In this example, I have two classes that are derived from our abstract class ReportCalculations
.
They are MySeq
and MyTPL
. MySeq
operates a typical sequential loop that calculates each transaction group on a single thread. The latter, MyTPL
, caclulates the sums utilizing all CPUs present when possible.
using System;
using System.Collections.Generic;
using System.Linq;
using System.Threading;
namespace ParallelClass
{
public class CompanyInfo
{
public int CompanyId { get; set; }
public int TransactionCode { get; set; }
public decimal Amount { get; set; }
}
public class Process
{
public Process(int recordsToProcess)
{
var rec = PopulateCompanyTransactions(recordsToProcess);
var grouping = GetGrouping(rec);
var calcClasses = new List<ReportCalculations> { new MySeq(), new MyTPL() };
foreach(var calc in calcClasses)
{
calc.Begin(grouping);
Console.WriteLine("{0} : {1}", calc.Name, calc.Elapsed_ms);
}
Console.ReadLine();
}
private static IEnumerable<IGrouping<int, IGrouping<int,
CompanyInfo>>> GetGrouping(IEnumerable<CompanyInfo> companyInfos)
{
var query = from company in companyInfos
group company by company.CompanyId
into companyGroup
from transactionGroup in
(
from company in companyGroup
group company by company.TransactionCode
)
group transactionGroup by companyGroup.Key;
return query;
}
private static List<CompanyInfo> PopulateCompanyTransactions(int totalRecords)
{
var rnd = new Random();
var companyInfo = new List<CompanyInfo>();
for (int count = 0; count < totalRecords; count++)

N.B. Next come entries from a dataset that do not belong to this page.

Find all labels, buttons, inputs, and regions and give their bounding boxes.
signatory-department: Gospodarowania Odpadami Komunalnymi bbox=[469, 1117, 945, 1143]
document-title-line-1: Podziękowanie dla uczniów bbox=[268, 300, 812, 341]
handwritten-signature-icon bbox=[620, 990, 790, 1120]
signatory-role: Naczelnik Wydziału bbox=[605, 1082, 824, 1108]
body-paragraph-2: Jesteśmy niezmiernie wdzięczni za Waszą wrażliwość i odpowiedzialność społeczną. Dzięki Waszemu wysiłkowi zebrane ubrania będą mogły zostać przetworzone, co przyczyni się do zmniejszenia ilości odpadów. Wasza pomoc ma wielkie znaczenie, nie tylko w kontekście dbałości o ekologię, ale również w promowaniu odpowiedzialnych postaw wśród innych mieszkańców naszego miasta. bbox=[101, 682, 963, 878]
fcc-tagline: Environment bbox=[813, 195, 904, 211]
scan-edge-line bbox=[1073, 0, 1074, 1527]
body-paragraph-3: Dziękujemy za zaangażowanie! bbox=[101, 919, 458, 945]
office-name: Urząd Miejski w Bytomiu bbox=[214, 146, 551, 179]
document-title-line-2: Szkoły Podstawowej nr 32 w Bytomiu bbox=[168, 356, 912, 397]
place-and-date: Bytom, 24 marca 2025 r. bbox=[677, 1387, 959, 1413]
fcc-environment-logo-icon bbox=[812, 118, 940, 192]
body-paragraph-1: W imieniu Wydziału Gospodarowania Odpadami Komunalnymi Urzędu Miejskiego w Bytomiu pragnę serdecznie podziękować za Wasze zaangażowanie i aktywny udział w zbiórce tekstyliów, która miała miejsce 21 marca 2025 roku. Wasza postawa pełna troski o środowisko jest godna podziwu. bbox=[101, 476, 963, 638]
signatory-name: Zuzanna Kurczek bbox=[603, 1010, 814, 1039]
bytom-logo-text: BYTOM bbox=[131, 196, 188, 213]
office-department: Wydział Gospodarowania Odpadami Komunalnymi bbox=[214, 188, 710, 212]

companyInfo.Add(new CompanyInfo
{
Amount = (decimal) (rnd.Next(-50, 1000)*rnd.NextDouble()),
CompanyId = rnd.Next(0, 100),
TransactionCode = rnd.Next(100, 120)
});
return companyInfo;
}
}
public class MySeq : ReportCalculations
{
private readonly List<CompanyInfo> _totals = new List<CompanyInfo>();
public override string Name { get { return "Sequential"; } }
public override void StartCalculations(IEnumerable<IGrouping<int,
IGrouping<int, CompanyInfo>>> companyGroups)
{
foreach (var firstGroup in companyGroups)
{
foreach (var secondGroup in firstGroup)
{
decimal total = 0;
foreach (var details in secondGroup)
total += details.Amount;
_totals.Add(new CompanyInfo { Amount = total,
CompanyId = firstGroup.Key, TransactionCode = secondGroup.Key });
}
}
}
}
public class MyTPL : ReportCalculations
{
private readonly List<CompanyInfo> _totals = new List<CompanyInfo>();
public override string Name { get { return "TPL"; } }
public override void StartCalculations(IEnumerable<IGrouping<int,
IGrouping<int, CompanyInfo>>> companyGroups)
{
foreach (var firstGroup in companyGroups)
Parallel.ForEach(firstGroup, group => Calculate(group, firstGroup.Key));
}
private void Calculate(IGrouping<int, CompanyInfo> grouping, int companyID)
{
decimal total = 0;
Parallel.ForEach(grouping, g => { total += g.Amount; });
_totals.Add(new CompanyInfo { Amount = total,
CompanyId = companyID, TransactionCode = grouping.Key });
}
}
}
Conclusion
Initially I didn't expect a big difference in the calculations because my hypothesis was that by the time the underlying thread handler did an analysis, the last thread would have already completed, and this seems to be the case with limited levels of transactions.
My experience shows a huge performance boost when transaction groups contain enough lines that the thread is still alive by the time the handler checks. This boost, in this example, starts at about 1 million transactions. I was getting a 23%-25% boost in performance, consistently, with 10 million transactions, but a much slower result with anything below 1 million.
The impact this project shows should be obvious in that although parallel models are theoretically more efficient, there are cases that need more investigation and benchmarking prior to implementation.
This example should not be a definitive benchmarking guide for your own work, since each case of parallel design is going to be unique.
For fun, try creating a new calculation class, and outperform both the MySeq
and MyTPL
classes at any number of transactions.